もっと聞いていたいと思わせるような、深く響く、心地よい声。
「宇受売……?」
「はい、黄泉国での出来事をお伝えします。
目を閉じていてくださいませ」
宇受売が慎也の頬を引き寄せると、額を合わせる。
巫女神の神気が揺らめき、神威が満ちた。
同時に、閉じた目の前に、映像が浮かび上がる。
「――これは」
倍速の映画を見るように、情報が流れ込んでくる。
根の堅州国の崩壊。
黄泉降り。
自分の中にいた瓊瓊杵と
美咲の中にいた木之花咲耶比売。
そして、黄泉からの帰還。
「戻ってきたのか――」
「祖神様を取り戻し、無事豊葦原へ帰還致しました。
祖神様、次は貴方様の番です。
伊邪那美様をお救いくださいませ」
宇受売の最後の言霊に、慎也は目を開ける。
そして、気づいた。
自分と宇受売が水の中にいることに。
宇受売の背後に見慣れた景色が見える。
学校のプールだ。
なぜと慎也が問う前に、巫女神が答えた。
「黄泉の穢れを落とすために、禊ぎが必要でした」
「美咲さん、美咲さんは!?」
「ここだ」
背後からの声に振り返ると、荒ぶる神の大きな背中が見える。
大きな体躯に抱かれているのは美咲だ。
「美咲さん!!」
水をかきわけ、荒ぶる神の前へ回ると、
意識のない美咲が建速の腕の中にいる。
その身体を建速から奪うように引き寄せると、
ぐったりした身体が水に沈みそうになり、慌てて頸に腕を回す。
仰け反った顔は青ざめて、死人のように唇にも血の気がない。
「咲耶比売が身体から出たからだ。

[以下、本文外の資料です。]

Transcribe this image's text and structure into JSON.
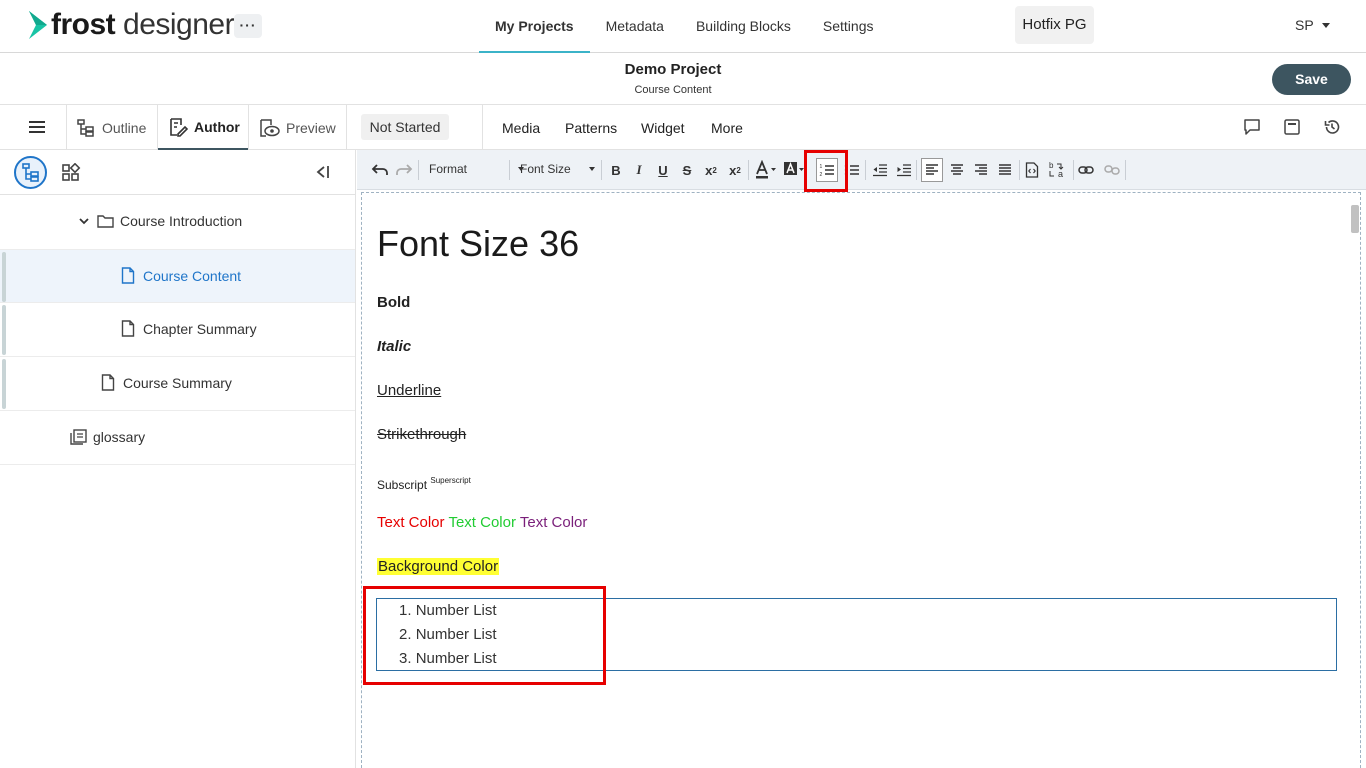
{
  "app": {
    "logo_bold": "frost",
    "logo_light": " designer",
    "more_label": "···",
    "nav": [
      "My Projects",
      "Metadata",
      "Building Blocks",
      "Settings"
    ],
    "workspace": "Hotfix PG",
    "user_initials": "SP",
    "accent_color": "#3bb3c8",
    "logo_color": "#19c4a5"
  },
  "project": {
    "title": "Demo Project",
    "subtitle": "Course Content",
    "save_label": "Save",
    "save_color": "#3d5560"
  },
  "modebar": {
    "tabs": [
      "Outline",
      "Author",
      "Preview"
    ],
    "active_tab": "Author",
    "status": "Not Started",
    "insert_items": [
      "Media",
      "Patterns",
      "Widget",
      "More"
    ],
    "right_icons": [
      "comment-icon",
      "panel-icon",
      "history-icon"
    ]
  },
  "outline": {
    "items": [
      {
        "label": "Course Introduction",
        "icon": "folder-icon",
        "expanded": true
      },
      {
        "label": "Course Content",
        "icon": "page-icon",
        "selected": true
      },
      {
        "label": "Chapter Summary",
        "icon": "page-icon"
      },
      {
        "label": "Course Summary",
        "icon": "page-icon"
      },
      {
        "label": "glossary",
        "icon": "glossary-icon"
      }
    ]
  },
  "toolbar": {
    "format_label": "Format",
    "fontsize_label": "Font Size",
    "bold": "B",
    "italic": "I",
    "underline": "U",
    "strike": "S",
    "subscript": "x",
    "superscript": "x",
    "highlighted_button": "numbered-list-icon"
  },
  "content": {
    "heading": "Font Size 36",
    "bold": "Bold",
    "italic": "Italic",
    "underline": "Underline",
    "strikethrough": "Strikethrough",
    "subscript": "Subscript",
    "superscript": "Superscript",
    "colors": [
      {
        "text": "Text Color",
        "color": "#e60000"
      },
      {
        "text": "Text Color",
        "color": "#22cc33"
      },
      {
        "text": "Text Color",
        "color": "#7a1f7a"
      }
    ],
    "background_color_text": "Background Color",
    "background_color": "#ffff33",
    "number_list": [
      {
        "marker": "1.",
        "text": "Number List"
      },
      {
        "marker": "2.",
        "text": "Number List"
      },
      {
        "marker": "3.",
        "text": "Number List"
      }
    ]
  }
}
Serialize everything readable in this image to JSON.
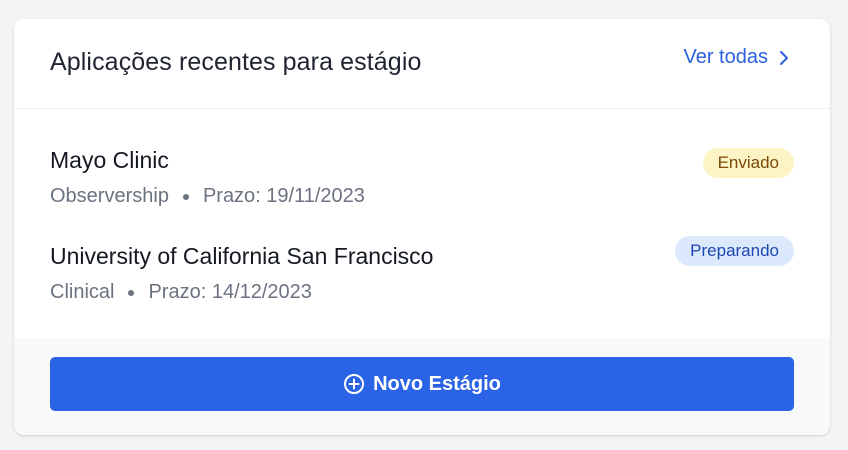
{
  "card": {
    "title": "Aplicações recentes para estágio",
    "view_all_label": "Ver todas",
    "view_all_icon": "chevron-right-icon"
  },
  "applications": [
    {
      "name": "Mayo Clinic",
      "type": "Observership",
      "deadline": "Prazo: 19/11/2023",
      "status": "Enviado",
      "status_color": "#fcf4c4"
    },
    {
      "name": "University of California San Francisco",
      "type": "Clinical",
      "deadline": "Prazo: 14/12/2023",
      "status": "Preparando",
      "status_color": "#dce8fb"
    }
  ],
  "footer": {
    "new_button_label": "Novo Estágio",
    "new_button_icon": "plus-circle-icon",
    "accent_color": "#2a63e6"
  }
}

神気も神威も足りない」
「俺は!? 美咲さんがそうなら、俺だってそうなるんじゃないのか!?」
「お前は死神ではない。神去る瓊瓊杵に憑いてはいたが、
生神だから、平気なんだろう。
咲耶比売も伊邪那美もともに死神だ。
補い合っていたものがなくなったのだ。
新たに補わねば、神去る」
「駄目だ!! 美咲さんは死なせない!!」
「当たり前だ。ここまで来て、黄泉国に奪い返されるなど冗談ではない。
慎也、お前の神威を与えろ。八方陣を敷く。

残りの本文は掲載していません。